O Fantástico levou um caminhão do mesmo modelo usado por Luiz Fernando para uma pista fechada para obras em São Paulo. Por motivos de segurança, o veículo não passou dos 40 km/h - velocidade bem inferior à do caminhão no momento do acidente.
“A caçamba normalmente pra acionar você pisa na embreagem até o final e aciona a tomada de força que manda pressão pra bomba hidráulica. Em seguida você libera o óleo da bomba hidráulica pra levantar a caçamba. O painel ele não indica nada o procedimento é todo hidráulico, não tem nem uma luz de advertência”, explica Alessandro Pereira Batista, motorista.

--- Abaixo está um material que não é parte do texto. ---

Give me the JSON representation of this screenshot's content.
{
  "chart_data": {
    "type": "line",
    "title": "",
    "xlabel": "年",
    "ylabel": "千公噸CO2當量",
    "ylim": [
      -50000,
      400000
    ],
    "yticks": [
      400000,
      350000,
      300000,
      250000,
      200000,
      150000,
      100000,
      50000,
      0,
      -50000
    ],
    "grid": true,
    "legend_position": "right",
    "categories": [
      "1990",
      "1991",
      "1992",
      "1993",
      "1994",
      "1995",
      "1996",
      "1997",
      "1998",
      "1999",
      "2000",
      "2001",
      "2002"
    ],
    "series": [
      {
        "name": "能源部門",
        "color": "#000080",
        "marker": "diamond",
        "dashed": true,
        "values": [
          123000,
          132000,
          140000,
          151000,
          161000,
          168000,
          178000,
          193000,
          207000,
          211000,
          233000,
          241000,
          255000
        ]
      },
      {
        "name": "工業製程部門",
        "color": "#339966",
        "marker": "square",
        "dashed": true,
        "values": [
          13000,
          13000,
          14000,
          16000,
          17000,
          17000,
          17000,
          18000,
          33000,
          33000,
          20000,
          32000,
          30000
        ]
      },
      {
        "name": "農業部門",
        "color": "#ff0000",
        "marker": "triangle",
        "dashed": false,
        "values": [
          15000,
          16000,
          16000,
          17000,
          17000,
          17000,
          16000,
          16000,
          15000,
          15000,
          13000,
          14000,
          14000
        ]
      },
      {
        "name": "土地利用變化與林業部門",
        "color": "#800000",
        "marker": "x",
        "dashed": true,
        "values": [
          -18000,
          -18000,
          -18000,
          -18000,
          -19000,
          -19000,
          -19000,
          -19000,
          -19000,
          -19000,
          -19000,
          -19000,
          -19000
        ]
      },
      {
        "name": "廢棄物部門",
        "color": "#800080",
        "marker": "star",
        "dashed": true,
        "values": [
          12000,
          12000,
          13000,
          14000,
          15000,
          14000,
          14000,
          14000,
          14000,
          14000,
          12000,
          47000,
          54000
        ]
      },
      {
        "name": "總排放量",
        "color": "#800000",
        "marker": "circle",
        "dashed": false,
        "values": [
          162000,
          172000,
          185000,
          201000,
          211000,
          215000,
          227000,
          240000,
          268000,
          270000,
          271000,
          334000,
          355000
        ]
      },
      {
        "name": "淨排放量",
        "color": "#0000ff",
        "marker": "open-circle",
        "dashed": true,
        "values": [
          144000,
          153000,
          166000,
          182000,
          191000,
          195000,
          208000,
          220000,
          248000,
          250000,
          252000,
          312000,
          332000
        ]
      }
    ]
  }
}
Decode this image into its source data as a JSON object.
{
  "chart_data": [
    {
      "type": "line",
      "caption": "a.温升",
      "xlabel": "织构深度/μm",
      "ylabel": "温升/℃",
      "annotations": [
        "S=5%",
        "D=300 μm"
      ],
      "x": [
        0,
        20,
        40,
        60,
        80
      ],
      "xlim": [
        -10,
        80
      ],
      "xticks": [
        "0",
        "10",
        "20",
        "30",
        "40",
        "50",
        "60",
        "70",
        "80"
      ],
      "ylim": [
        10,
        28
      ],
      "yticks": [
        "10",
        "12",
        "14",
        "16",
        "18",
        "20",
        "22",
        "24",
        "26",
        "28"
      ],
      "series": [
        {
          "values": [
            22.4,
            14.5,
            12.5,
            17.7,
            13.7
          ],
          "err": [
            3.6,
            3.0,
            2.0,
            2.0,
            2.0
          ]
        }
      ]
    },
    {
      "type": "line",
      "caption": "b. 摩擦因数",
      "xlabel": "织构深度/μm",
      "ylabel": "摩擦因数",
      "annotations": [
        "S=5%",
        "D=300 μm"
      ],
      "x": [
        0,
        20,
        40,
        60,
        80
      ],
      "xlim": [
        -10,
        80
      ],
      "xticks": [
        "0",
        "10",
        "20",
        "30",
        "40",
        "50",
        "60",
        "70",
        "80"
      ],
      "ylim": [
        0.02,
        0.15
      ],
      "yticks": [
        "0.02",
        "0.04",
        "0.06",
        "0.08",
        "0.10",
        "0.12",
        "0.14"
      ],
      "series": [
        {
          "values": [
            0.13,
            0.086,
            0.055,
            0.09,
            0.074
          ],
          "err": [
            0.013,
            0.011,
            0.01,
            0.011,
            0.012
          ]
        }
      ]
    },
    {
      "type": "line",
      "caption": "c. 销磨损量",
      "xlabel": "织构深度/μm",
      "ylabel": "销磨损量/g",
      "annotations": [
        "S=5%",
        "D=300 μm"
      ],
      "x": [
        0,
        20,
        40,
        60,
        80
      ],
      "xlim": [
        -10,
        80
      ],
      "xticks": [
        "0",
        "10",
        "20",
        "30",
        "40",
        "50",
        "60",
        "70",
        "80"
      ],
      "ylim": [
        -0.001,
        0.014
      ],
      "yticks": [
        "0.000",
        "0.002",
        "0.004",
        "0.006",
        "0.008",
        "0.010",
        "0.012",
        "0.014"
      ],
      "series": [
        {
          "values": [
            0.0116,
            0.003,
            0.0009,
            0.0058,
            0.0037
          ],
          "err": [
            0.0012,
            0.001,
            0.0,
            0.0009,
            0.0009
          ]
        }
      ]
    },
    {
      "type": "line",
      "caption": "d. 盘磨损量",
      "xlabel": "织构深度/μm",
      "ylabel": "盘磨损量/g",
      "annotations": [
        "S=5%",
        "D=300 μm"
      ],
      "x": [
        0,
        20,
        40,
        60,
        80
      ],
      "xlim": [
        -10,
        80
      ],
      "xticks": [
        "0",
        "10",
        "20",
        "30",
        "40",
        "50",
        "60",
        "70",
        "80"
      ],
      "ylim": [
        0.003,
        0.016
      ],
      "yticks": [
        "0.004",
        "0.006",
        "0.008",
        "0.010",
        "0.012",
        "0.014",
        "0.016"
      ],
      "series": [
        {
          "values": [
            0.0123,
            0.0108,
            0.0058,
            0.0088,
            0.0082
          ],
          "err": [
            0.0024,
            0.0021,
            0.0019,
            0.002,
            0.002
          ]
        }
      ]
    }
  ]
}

“O motorista vai perceber. Isso começa a balançar, tira todo o prumo do caminhão, o ponto de equilíbrio dele sobe. Desculpe mas tem que ser um motorista muito distraído pra durante três quilômetros não ter olhado no espelho”, afirma Mario Rinaldi. Dir Assoc. Fabricantes de Caminhões.
“Tu não sente impacto nenhum levantando uma caçamba daquela a não ser que tenha um tufão, furacão. Pra ficar aquela caçamba levantada. Aí eu vou sentir. Fora isso, levantar ela mesma coisa que quando tá parado. Eu senti impacto mas não sabia que era naquela passarela...”, afirma o motorista.
A Polícia civil pretende concluir as investigações do caso nesta semana.
“Pela investigação, ainda não temos a conclusão do laudo, mas que possa ter havido realmente uma falha humana, pela distração do motorista, principalmente por ter falado ao telefone celular. Ele pode ter acionado esse interruptor de força de forma voluntária ou involuntária por um esbarrão, por exemplo”, diz Fabio Asty, delegado.
“Eu não sei o que houve não. Mas houve falha mecânica. Se for feita a perícia... Embaixo do caminhão. Eles vão saber o que foi... Foi alguma coisa debaixo”, diz o motorista.
Luiz Fernando deve ser indiciado por homicídio culposo, sem intenção de matar. “Mas ao final da investigação ele pode até responder por homicídio doloso e lesões corporais dolosas. Caso tenha sido comprovado que ele assumiu o risco desse resultado que aconteceu”, diz Fabio Asty, delegado.
A empresa Arco da Aliança, dona do caminhão, aguarda o resultado da perícia. “Vida não tem como voltar. É uma coisa que infelizmente... Se não a gente voltaria o tempo, né. Mas as coisas que forem - que a Justiça falar que tem que fazer - a empresa com certeza vai assumir todas as responsabilidades”, declara Adélia Almeida Hernandes, dona da empresa.
Acidentes como o do Rio são mais frequentes do que se imagina
Estamos em Uberlândia, a maior cidade do Triângulo Mineiro. Em maio do ano passado, o acidente foi na BR-050, uma rodovia importante do país. O caminhão, que também estava com a caçamba levantada, bateu numa passarela de pedestre. No ponto, onde há muito mato, existia uma das rampas de aceso.
As imagens gravadas logo após a batida mostram a caçamba presa nas ferragens. Uma mulher que estava numa moto ficou ferida. E um homem, que atravessava a passarela numa bicicleta, morreu. Luis Amado Bezerra, de 58 anos, despencou de uma altura de mais de cinco metros.
A Polícia civil só encerrou as investigações na última sexta-feira. Segundo o delegado, o laudo da perícia foi inconclusivo. Mas o motorista José Eustáquio Alves foi indiciado por homicídio culposo.
Desde 2012, a Associação Brasileira de Normas Técnicas recomenda que os caminhões saiam de fábrica com um dispositivo de segurança, que evita que a caçamba levante em movimento.
“O próprio sistema a dez quilômetros por hora ele vai desligar a tomada de força”, explica Cristiano Bezerra, motorista.
“Perdão a todos. Se pudesse pedir... Eu tenho família também. Tenho um casal de filho. Cinco famílias destruída. A minha poderia ser a outra. Perdão mesmo.